Amsterdam’s leading luxury hotel Conservatorium has partnered with the its Museum Square District neighbor, the Van Gogh Museum, to offer guests customizable suites and unparalleled access to the highly anticipated “Van Gogh & Japan” exhibit this spring and summer. Guests of Conservatorium can take advantage of a new package that includes a variety of amenities, each of which celebrates the work of Van Gogh and offers a level of personalization found nowhere else.
Available for the duration of the exhibit from March 23 through June 24, the “Van Gogh Suite” package enables guests to decorate the walls of their rooms with their choice of Van Gogh’s iconic works, including “Almost Blossom,” “Flowering Plum Orchard,” “Self-Portrait With Grey Felt Hat” or “Courtesan.” The Suites also feature specially-designed items such as pillows, teacups and teapots that were inspired by these works and are available for purchase at the Van Gogh Museum shop next-door.
Guests can embrace the spirit of Van Gogh and explore their own creativity at Conservatorium, as each room will have its own aquarelle set and guestbook, the first page of which will feature a painting by hotel General Manager and accomplished artist Roy Tomassen.
The “Van Gogh Suite” package starts at €920 per night, and includes:
- One-night stay in the Van Gogh Suite (Junior Suite level)

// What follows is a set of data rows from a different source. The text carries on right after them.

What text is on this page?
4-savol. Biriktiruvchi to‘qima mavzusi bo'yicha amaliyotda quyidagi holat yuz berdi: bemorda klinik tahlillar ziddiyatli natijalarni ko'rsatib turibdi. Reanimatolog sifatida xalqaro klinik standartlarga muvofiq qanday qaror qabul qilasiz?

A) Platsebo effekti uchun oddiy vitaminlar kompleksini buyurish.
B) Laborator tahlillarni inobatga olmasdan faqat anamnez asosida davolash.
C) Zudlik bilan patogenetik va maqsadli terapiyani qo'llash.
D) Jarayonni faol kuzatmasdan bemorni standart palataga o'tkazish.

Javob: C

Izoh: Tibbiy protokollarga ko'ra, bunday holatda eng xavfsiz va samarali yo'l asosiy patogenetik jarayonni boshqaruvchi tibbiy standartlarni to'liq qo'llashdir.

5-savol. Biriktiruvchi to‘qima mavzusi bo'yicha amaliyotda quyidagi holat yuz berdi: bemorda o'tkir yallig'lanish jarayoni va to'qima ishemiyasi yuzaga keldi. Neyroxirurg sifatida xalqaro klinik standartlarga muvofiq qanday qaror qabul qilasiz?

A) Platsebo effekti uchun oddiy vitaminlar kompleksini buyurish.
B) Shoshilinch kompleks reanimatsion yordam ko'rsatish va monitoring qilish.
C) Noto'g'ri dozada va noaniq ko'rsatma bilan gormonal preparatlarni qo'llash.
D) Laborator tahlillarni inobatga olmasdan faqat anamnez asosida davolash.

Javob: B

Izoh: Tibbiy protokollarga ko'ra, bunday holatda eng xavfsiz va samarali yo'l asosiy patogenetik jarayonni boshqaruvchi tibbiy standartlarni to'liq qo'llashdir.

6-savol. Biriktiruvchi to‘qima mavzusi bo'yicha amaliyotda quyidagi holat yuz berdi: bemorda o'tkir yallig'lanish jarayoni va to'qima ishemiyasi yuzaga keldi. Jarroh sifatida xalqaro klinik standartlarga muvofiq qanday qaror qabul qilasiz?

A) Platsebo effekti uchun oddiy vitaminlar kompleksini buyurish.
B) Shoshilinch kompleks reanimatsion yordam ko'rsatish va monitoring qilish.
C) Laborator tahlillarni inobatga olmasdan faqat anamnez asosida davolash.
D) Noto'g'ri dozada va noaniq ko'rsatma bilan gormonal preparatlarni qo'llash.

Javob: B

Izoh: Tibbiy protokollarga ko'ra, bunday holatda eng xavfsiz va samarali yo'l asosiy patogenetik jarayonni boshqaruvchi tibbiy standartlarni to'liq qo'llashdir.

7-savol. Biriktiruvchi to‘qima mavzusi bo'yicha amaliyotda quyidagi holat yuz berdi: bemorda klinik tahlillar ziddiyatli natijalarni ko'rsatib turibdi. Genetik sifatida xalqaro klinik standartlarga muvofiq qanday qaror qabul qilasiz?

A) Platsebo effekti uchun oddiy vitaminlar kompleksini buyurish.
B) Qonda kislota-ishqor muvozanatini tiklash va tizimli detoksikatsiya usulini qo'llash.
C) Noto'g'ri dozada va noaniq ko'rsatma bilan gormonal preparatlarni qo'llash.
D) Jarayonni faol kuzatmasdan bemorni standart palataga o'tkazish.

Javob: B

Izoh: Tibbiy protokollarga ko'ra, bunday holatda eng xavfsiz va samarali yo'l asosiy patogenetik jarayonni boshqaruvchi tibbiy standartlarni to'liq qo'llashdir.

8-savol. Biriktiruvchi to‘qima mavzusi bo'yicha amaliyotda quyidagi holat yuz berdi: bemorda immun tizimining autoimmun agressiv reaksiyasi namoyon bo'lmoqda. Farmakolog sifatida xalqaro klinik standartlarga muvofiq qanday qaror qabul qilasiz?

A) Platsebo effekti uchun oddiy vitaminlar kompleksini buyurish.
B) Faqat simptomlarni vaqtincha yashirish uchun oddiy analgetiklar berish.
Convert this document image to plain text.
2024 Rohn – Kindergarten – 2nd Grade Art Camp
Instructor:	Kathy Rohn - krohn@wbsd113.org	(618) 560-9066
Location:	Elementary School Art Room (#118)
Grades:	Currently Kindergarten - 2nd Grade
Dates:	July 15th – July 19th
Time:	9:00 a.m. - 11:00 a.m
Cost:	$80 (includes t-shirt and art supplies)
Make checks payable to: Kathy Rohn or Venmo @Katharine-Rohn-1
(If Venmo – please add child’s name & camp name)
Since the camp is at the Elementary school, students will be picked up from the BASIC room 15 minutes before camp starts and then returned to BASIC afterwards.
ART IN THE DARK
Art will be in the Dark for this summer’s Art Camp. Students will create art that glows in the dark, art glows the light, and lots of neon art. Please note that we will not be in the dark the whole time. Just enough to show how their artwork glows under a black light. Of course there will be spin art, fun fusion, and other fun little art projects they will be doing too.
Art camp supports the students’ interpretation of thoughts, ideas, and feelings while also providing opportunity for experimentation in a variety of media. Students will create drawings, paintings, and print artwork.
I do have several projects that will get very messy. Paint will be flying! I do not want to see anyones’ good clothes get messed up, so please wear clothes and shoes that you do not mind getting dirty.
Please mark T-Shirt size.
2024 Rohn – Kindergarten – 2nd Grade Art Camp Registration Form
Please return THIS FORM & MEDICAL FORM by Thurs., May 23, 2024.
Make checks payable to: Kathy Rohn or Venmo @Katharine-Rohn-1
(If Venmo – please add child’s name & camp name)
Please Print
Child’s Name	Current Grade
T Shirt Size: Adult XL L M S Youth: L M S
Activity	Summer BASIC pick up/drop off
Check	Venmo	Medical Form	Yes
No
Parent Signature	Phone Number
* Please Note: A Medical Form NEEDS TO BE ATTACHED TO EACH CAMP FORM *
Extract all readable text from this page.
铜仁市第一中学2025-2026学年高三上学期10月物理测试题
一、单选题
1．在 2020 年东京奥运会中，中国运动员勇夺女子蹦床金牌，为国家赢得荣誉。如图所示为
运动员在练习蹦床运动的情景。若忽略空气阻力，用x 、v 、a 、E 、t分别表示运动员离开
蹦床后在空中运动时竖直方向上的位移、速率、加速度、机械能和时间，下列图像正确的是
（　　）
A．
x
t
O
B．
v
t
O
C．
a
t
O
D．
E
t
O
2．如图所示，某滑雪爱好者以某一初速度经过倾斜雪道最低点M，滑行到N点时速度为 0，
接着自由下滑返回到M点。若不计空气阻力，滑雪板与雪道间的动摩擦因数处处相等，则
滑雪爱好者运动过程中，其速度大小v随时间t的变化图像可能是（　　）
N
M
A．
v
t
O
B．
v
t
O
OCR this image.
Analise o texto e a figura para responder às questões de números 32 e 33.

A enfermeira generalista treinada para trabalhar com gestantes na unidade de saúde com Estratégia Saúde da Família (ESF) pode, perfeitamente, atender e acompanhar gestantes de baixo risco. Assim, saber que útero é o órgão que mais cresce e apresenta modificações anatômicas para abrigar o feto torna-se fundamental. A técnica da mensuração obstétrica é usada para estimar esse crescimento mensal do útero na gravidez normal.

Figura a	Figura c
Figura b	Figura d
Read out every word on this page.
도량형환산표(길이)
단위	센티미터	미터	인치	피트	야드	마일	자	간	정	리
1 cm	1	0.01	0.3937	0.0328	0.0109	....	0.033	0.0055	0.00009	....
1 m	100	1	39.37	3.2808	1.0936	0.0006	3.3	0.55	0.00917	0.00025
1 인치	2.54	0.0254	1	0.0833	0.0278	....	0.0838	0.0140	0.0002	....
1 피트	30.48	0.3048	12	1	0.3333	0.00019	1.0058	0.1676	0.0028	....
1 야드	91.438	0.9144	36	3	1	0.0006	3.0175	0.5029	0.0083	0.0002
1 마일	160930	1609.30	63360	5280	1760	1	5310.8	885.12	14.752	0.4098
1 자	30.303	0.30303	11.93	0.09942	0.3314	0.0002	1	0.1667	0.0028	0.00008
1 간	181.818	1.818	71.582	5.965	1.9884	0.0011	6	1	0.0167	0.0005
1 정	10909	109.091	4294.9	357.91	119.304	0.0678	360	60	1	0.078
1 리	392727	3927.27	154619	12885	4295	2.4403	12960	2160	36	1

- Breakfast for two guests
- ‘Van Gogh & Japan’ inspired Afternoon Tea in the Brasserie for two guests
- Complimentary admission to the ‘Van Gogh & Japan’ exhibition for two guests
- Welcome letter from Willem Van Gogh, nephew of Vincent Van Gogh and founder of the Van Gogh Museum
Exceptional loans from museums and private collections from all over the world will be brought to Amsterdam and exhibited at “Van Gogh & Japan”, including Self-Portrait with Bandaged Ear, 1889 (The Courtauld Gallery, London), a fragile work that has not left the UK since 1955 and has not been in The Netherlands since 1930. This is the first time that an exhibition which highlights Van Gogh’s admiration for Japanese art and the impact it had on his own work has been organized on such a scale.